Downie Hall era la dimora del signor Thomson e i due si erano dati appuntamento a mezzanotte in punto perché, come aveva riferito Ashton nella lettera che gli aveva spedito, lui aveva delle notizie importanti da riferirgli.

Thomson, da copione, era stato subito interessato a cosa avesse da dirgli di tanto urgente. Ormai era subordinato alla sua autorità. Ashton lo teneva in pugno. E quella volta avrebbe fatto per lui qualcosa che Robert, nonostante tutto, non era in grado di fare da sé; mettere a tacere lo stalliere che aveva assistito all'omicidio di Jon Charters. Avrebbe potuto tradirlo in qualsiasi momento nonostante lui fosse da anni diventato il suo padrone, perché l'affetto che nutriva per sua nipote andava oltre qualunque altra cosa. Ashton non poteva permettersi passi falsi. In particolar modo non tollerava un legame tra un'aristocratica e un semplice servo. Totalmente inconcepibile.
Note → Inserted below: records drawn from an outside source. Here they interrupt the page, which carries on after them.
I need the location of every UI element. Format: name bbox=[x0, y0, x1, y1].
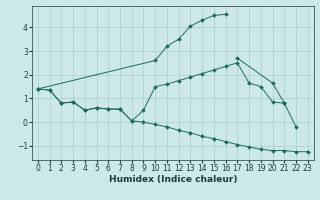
X-axis label: Humidex (Indice chaleur): Humidex (Indice chaleur) bbox=[108, 175, 237, 184]
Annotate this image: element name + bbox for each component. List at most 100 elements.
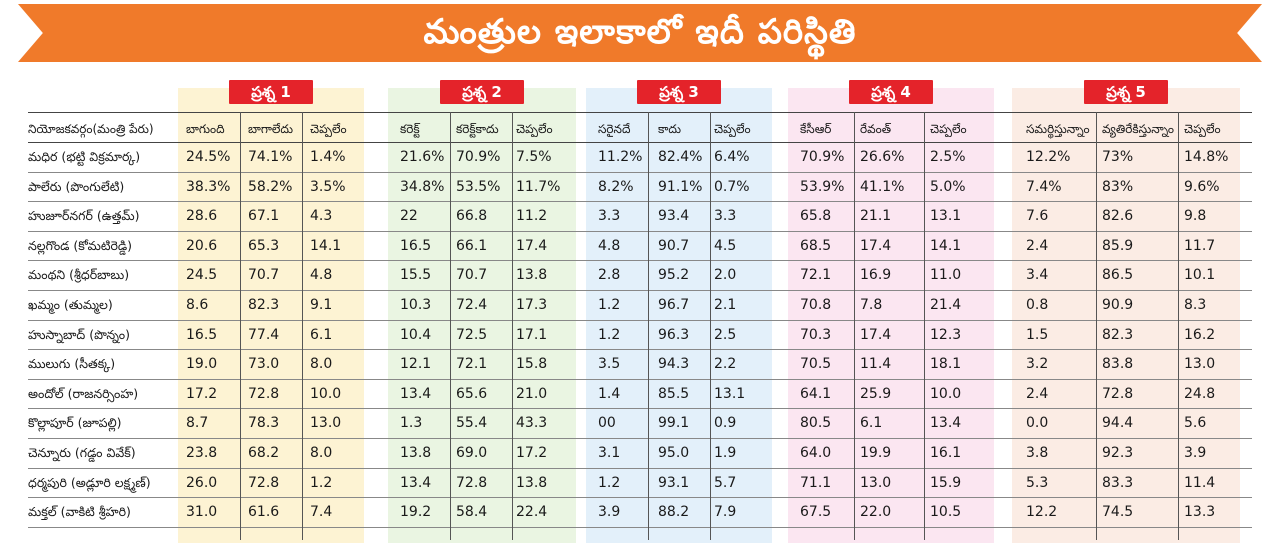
table-cell-value: 65.6 xyxy=(456,386,488,402)
row-separator xyxy=(28,438,1252,439)
table-cell-value: 41.1% xyxy=(860,179,905,195)
table-cell-value: 9.8 xyxy=(1184,208,1207,224)
table-cell-value: 23.8 xyxy=(186,445,218,461)
table-cell-value: 58.4 xyxy=(456,504,488,520)
table-cell-value: 3.3 xyxy=(598,208,621,224)
header-top-rule xyxy=(28,112,1252,113)
column-header: చెప్పలేం xyxy=(516,122,553,136)
table-cell-value: 85.5 xyxy=(658,386,690,402)
question-panel xyxy=(586,88,772,543)
table-cell-value: 7.8 xyxy=(860,297,883,313)
table-cell-value: 8.2% xyxy=(598,179,634,195)
table-cell-value: 20.6 xyxy=(186,238,218,254)
table-cell-value: 72.5 xyxy=(456,327,488,343)
column-header: బాగాలేదు xyxy=(248,122,294,136)
table-cell-value: 93.4 xyxy=(658,208,690,224)
table-cell-value: 22.0 xyxy=(860,504,892,520)
table-cell-value: 77.4 xyxy=(248,327,280,343)
table-cell-value: 2.1 xyxy=(714,297,737,313)
table-cell-value: 7.9 xyxy=(714,504,737,520)
title-banner: మంత్రుల ఇలాకాలో ఇదీ పరిస్థితి xyxy=(18,4,1262,62)
table-cell-value: 13.3 xyxy=(1184,504,1216,520)
table-cell-value: 1.9 xyxy=(714,445,737,461)
table-cell-value: 96.3 xyxy=(658,327,690,343)
table-cell-value: 0.9 xyxy=(714,415,737,431)
table-cell-value: 10.4 xyxy=(400,327,432,343)
table-cell-value: 16.9 xyxy=(860,267,892,283)
table-cell-value: 10.1 xyxy=(1184,267,1216,283)
constituency-name: చెన్నూరు (గడ్డం వివేక్) xyxy=(28,445,136,460)
table-cell-value: 94.3 xyxy=(658,356,690,372)
constituency-name: హుస్నాబాద్ (పొన్నం) xyxy=(28,327,130,342)
question-panel xyxy=(788,88,994,543)
table-cell-value: 26.6% xyxy=(860,149,905,165)
table-cell-value: 6.1 xyxy=(310,327,333,343)
table-cell-value: 0.0 xyxy=(1026,415,1049,431)
table-cell-value: 11.4 xyxy=(1184,475,1216,491)
column-header: కరెక్ట్‌కాదు xyxy=(456,122,499,136)
column-divider xyxy=(710,112,711,540)
table-cell-value: 16.5 xyxy=(400,238,432,254)
column-divider xyxy=(924,112,925,540)
table-cell-value: 11.7% xyxy=(516,179,561,195)
table-cell-value: 17.2 xyxy=(516,445,548,461)
table-cell-value: 3.4 xyxy=(1026,267,1049,283)
table-cell-value: 8.7 xyxy=(186,415,209,431)
constituency-name: నల్లగొండ (కోమటిరెడ్డి) xyxy=(28,238,133,253)
table-cell-value: 8.0 xyxy=(310,356,333,372)
table-cell-value: 2.2 xyxy=(714,356,737,372)
table-cell-value: 9.6% xyxy=(1184,179,1220,195)
row-separator xyxy=(28,468,1252,469)
question-panel xyxy=(388,88,576,543)
question-tag: ప్రశ్న 4 xyxy=(849,80,933,104)
table-cell-value: 90.7 xyxy=(658,238,690,254)
table-cell-value: 70.7 xyxy=(456,267,488,283)
table-cell-value: 1.2 xyxy=(598,297,621,313)
table-cell-value: 2.5% xyxy=(930,149,966,165)
table-cell-value: 12.2% xyxy=(1026,149,1071,165)
row-separator xyxy=(28,379,1252,380)
table-cell-value: 70.9% xyxy=(456,149,501,165)
table-cell-value: 72.4 xyxy=(456,297,488,313)
table-cell-value: 13.1 xyxy=(930,208,962,224)
table-cell-value: 00 xyxy=(598,415,616,431)
table-cell-value: 3.2 xyxy=(1026,356,1049,372)
table-cell-value: 78.3 xyxy=(248,415,280,431)
table-cell-value: 18.1 xyxy=(930,356,962,372)
constituency-name: అందోల్ (రాజనర్సింహ) xyxy=(28,386,139,401)
table-cell-value: 13.4 xyxy=(400,475,432,491)
table-cell-value: 10.0 xyxy=(310,386,342,402)
table-cell-value: 58.2% xyxy=(248,179,293,195)
table-cell-value: 1.4 xyxy=(598,386,621,402)
table-cell-value: 13.0 xyxy=(860,475,892,491)
table-cell-value: 38.3% xyxy=(186,179,231,195)
row-separator xyxy=(28,201,1252,202)
column-header: సమర్థిస్తున్నాం xyxy=(1026,122,1090,136)
constituency-name: ఖమ్మం (తుమ్మల) xyxy=(28,297,113,312)
constituency-name: ధర్మపురి (అడ్లూరి లక్ష్మణ్) xyxy=(28,475,151,490)
table-cell-value: 5.6 xyxy=(1184,415,1207,431)
table-cell-value: 24.5% xyxy=(186,149,231,165)
column-header: బాగుంది xyxy=(186,122,225,136)
table-cell-value: 22 xyxy=(400,208,418,224)
table-cell-value: 21.6% xyxy=(400,149,445,165)
header-bottom-rule xyxy=(28,142,1252,143)
table-cell-value: 72.1 xyxy=(800,267,832,283)
table-cell-value: 10.0 xyxy=(930,386,962,402)
table-cell-value: 7.4% xyxy=(1026,179,1062,195)
table-cell-value: 68.5 xyxy=(800,238,832,254)
table-cell-value: 12.2 xyxy=(1026,504,1058,520)
table-cell-value: 67.1 xyxy=(248,208,280,224)
table-cell-value: 34.8% xyxy=(400,179,445,195)
table-cell-value: 92.3 xyxy=(1102,445,1134,461)
table-cell-value: 68.2 xyxy=(248,445,280,461)
page-title: మంత్రుల ఇలాకాలో ఇదీ పరిస్థితి xyxy=(423,12,857,52)
table-cell-value: 65.3 xyxy=(248,238,280,254)
table-cell-value: 1.2 xyxy=(598,475,621,491)
column-header: కాదు xyxy=(658,122,682,136)
table-cell-value: 4.8 xyxy=(598,238,621,254)
table-cell-value: 12.1 xyxy=(400,356,432,372)
column-divider xyxy=(302,112,303,540)
table-cell-value: 95.0 xyxy=(658,445,690,461)
table-cell-value: 3.5 xyxy=(598,356,621,372)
L'ignaro Will teneva la schiena ingobbita, la testa ricadeva in avanti mentre il respiro gli usciva lento e rantoloso dalla gola. Lo teneva a sola acqua da ormai sei giorni cosicché la morte sarebbe giunta senza che nemmeno potesse rendersene conto.

Tutto ciò che Ashton desiderasse in quel momento era sbarazzarsi dell'unico testimone in grado di farlo finire in galera.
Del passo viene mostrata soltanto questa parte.